Interpretive Summary: Identification and use of candidate genes for economically important traits is one of the most important long-term goals to improve production efficiency, product quality and animal health in the United States livestock industry. Our objective was to take advantage of bovine gene/genome annotations and various candidate gene selection approaches to discover genetic networks associated with carcass traits, eating quality and fatty acid composition in beef cattle. A Wagyu x Limousin reference population was assessed for 5 carcass, 6 eating quality and 8 fatty acid composition traits. A total of 144 significant associations (P < 0.05) were identified, but 50 of them were discounted due to limited sample size. The remaining 94 single-trait associations were then placed into three groups with potential additive, dominant and overdominant effects. Subsequent analysis the single-gene associations for 4 traits, but revealed two-gene networks for 8 traits and three-gene networks for 5 traits. High correlations between predicted and actual values of performance provided evidence that the classical Mendelian principals of inheritance can be applied in understanding genetic complexity of complex phenotypes. Our present study also indicated that carcass, eating quality and fatty acid composition traits rarely share genetic networks. Therefore, marker-assisted selection for improvement of one category of traits would not interfere with improvement of another.

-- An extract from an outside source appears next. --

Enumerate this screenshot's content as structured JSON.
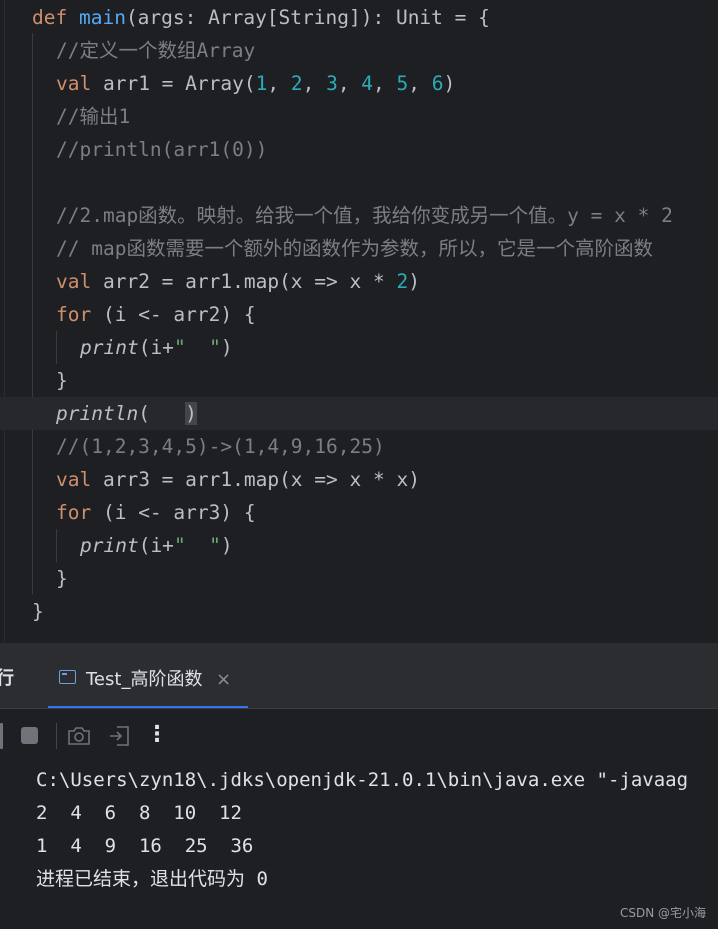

Technical Abstract: Quantitative or complex traits are determined by the combined effects of many loci, and are affected by gene-gene interactions, genetic networks or molecular pathways. In the present study, we genotyped a total of 138 mutations, mainly single nucleotide polymorphisms derived from 71 functional genes on a Wagyu x Limousin reference population. The F2 animals were measured for 5 carcass, 6 eating quality and 8 fatty acid composition traits. A total of 2,280 single marker-trait association runs with 120 tagged mutations selected based on the HAPLOVIEW analysis revealed 144 significant associations (P < 0.05), but 50 of them were removed from the analysis due to the small number of animals (< 9) in one genotype group or absence of one genotype among three genotypes. The remaining 94 single-trait associations were then placed into three groups of quantitative trait modes (QTMs) with additive, dominant and overdominant effects. All significant markers and their QTMs associated with each of these 19 traits were involved in a linear regression model analysis, which confirmed single-gene associations for 4 traits, but revealed two-gene networks for 8 traits and three-gene networks for 5 traits. Such genetic networks involving both genotypes and QTMs resulted in high correlations between predicted and actual values of performance, thus providing evidence that the classical Mendelian principals of inheritance can be applied in understanding genetic complexity of complex phenotypes. Our present study also indicated that carcass, eating quality and fatty acid composition traits rarely share genetic networks. Thus, marker-assisted selection for improvement of one category of traits would not interfere with improvement of another.